Economics, Systems, and the Reimagining of Power
Elinor Ostrom’s contribution to economic thought challenges one of the field’s most entrenched assumptions, that shared resources are inevitably subject to overuse and collapse. Through extensive field research, she demonstrated that communities are capable of managing common resources sustainably through cooperation and locally developed governance systems.
Her work has profound implications for contemporary challenges, particularly in the context of climate change and environmental sustainability. By shifting the focus from top down control to community based management, she redefined how power and responsibility can be distributed within economic systems. Ostrom did not simply critique existing models. She offered an alternative.
From Visibility to Consequence
Across these diverse fields, a pattern emerges that is both instructive and, perhaps, uncomfortable in its clarity. These women were not primarily concerned with being seen. They were concerned with solving.
Their work was not designed for immediate recognition, nor was it structured around the aesthetics of success.
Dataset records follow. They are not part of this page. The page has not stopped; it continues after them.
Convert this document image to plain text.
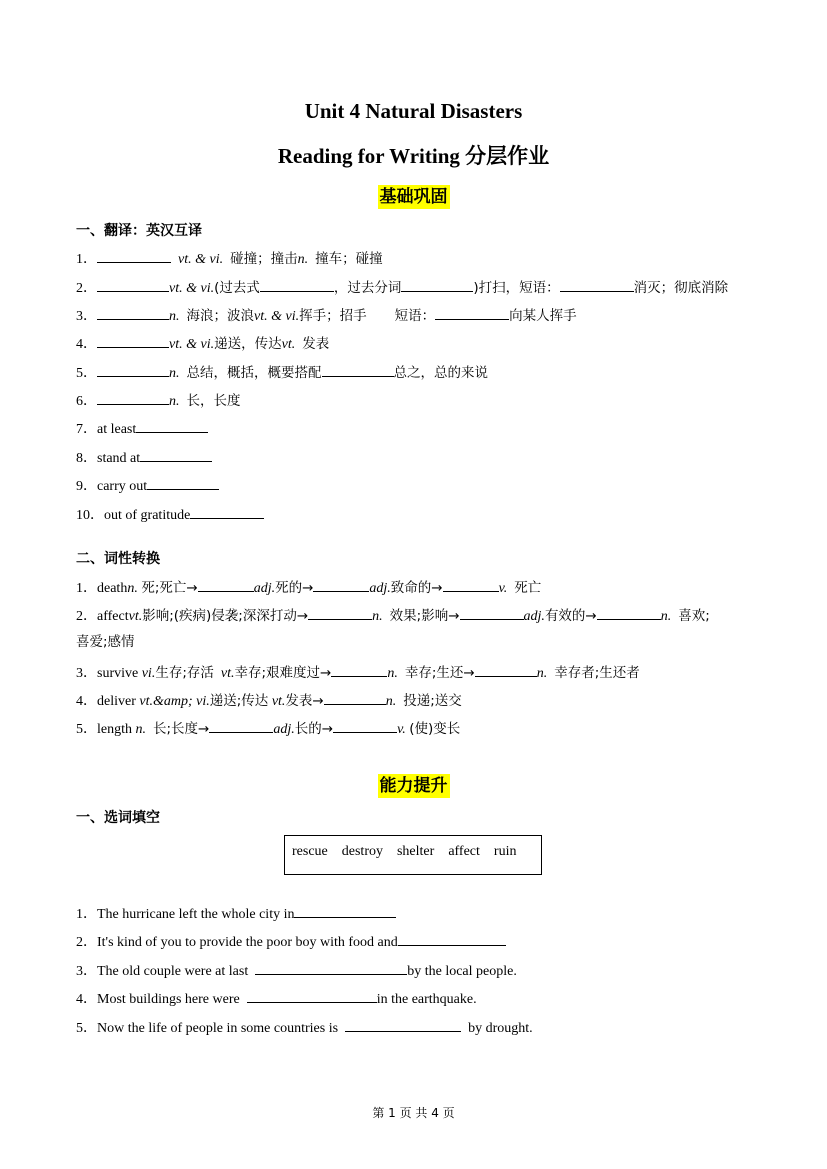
Unit 4 Natural Disasters
Reading for Writing 分层作业
基础巩固
一、翻译：英汉互译
1．	vt. & vi. 碰撞；撞击n. 撞车；碰撞
2．	vt. & vi.(过去式	，过去分词	)打扫，短语：	消灭；彻底消除
3．	n. 海浪；波浪vt. & vi.挥手；招手 短语：	向某人挥手
4．	vt. & vi.递送，传达vt. 发表
5．	n. 总结，概括，概要搭配	总之，总的来说
6．	n. 长，长度
7．at least
8．stand at
9．carry out
10．out of gratitude
二、词性转换
1．deathn. 死;死亡→	adj.死的→	adj.致命的→	v. 死亡
2．affectvt.影响;(疾病)侵袭;深深打动→	n. 效果;影响→	adj.有效的→	n. 喜欢;
喜爱;感情
3．survive vi.生存;存活 vt.幸存;艰难度过→	n. 幸存;生还→	n. 幸存者;生还者
4．deliver vt.&amp; vi.递送;传达 vt.发表→	n. 投递;送交
5．length n. 长;长度→	adj.长的→	v. (使)变长
能力提升
一、选词填空
rescue destroy shelter affect ruin
1．The hurricane left the whole city in
2．It's kind of you to provide the poor boy with food and
3．The old couple were at last	by the local people.
4．Most buildings here were	in the earthquake.
5．Now the life of people in some countries is	by drought.
第 1 页 共 4 页
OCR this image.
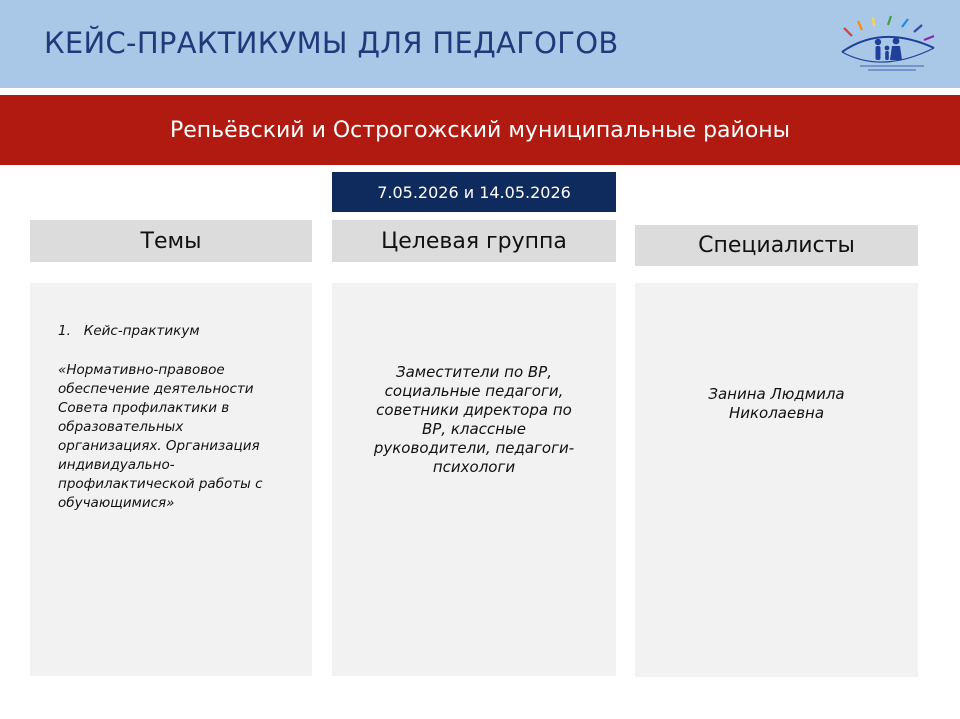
КЕЙС-ПРАКТИКУМЫ ДЛЯ ПЕДАГОГОВ
Репьёвский и Острогожский муниципальные районы
7.05.2026 и 14.05.2026
Темы	Целевая группа	Специалисты
1. Кейс-практикум
«Нормативно-правовое обеспечение деятельности Совета профилактики в образовательных организациях. Организация индивидуально-профилактической работы с обучающимися»
Заместители по ВР, социальные педагоги, советники директора по ВР, классные руководители, педагоги-психологи
Занина Людмила Николаевна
It was often slow, frequently contested, and in many cases, initially unrecognised.
And yet, it endures.
In contrast, contemporary conversations about empowerment often place significant emphasis on visibility, on occupying space, on being acknowledged within systems that were not originally designed to include women. These are important developments, and they represent meaningful progress.
However, visibility without substance risks becoming self contained, a cycle of recognition that does not necessarily translate into lasting change. The Nobel women offer a different metric. They suggest that the true measure of empowerment lies not in how prominently one is positioned, but in what one produces, what one builds, what one leaves behind.
The Responsibility of This Generation
As Women’s Month draws to a close, the challenge is not to diminish the importance of celebration, but to extend it into responsibility. The question is no longer whether women can lead, innovate, or transform. That has been demonstrated, repeatedly, across disciplines and generations.
The question is whether we are willing to engage with the level of commitment that such transformation requires. Are we building knowledge that will shape future inquiry? Are we developing solutions that address structural challenges? Are we creating institutions that will outlast our individual presence? Or are we, perhaps inadvertently, allowing the performance of empowerment to replace its practice?
The women who have been recognised at the highest levels of global achievement did not operate under ideal conditions.
Many faced exclusion, limited resources, and sustained resistance. Their work was not always understood in its time, nor was it always celebrated. But they persisted. And in that persistence, they built.
What Will Remain
It is easy to be visible in a moment. It is far more demanding to be consequential across time. Long after the language of empowerment shifts, long after the current frameworks of recognition evolve, what will remain are the structures we have built, the ideas we have developed, and the systems we have changed.
The question, then, is not whether we are present in the conversation. It is whether the world will be different because we were here. Ultimately, history does not remember the loudest voices. It remembers the work. And so, as the final echoes of March settle into silence, perhaps this is the only question worth carrying forward.
Not who is watching.
Not who is applauding.
But what, in the deepest and most deliberate sense, we are building.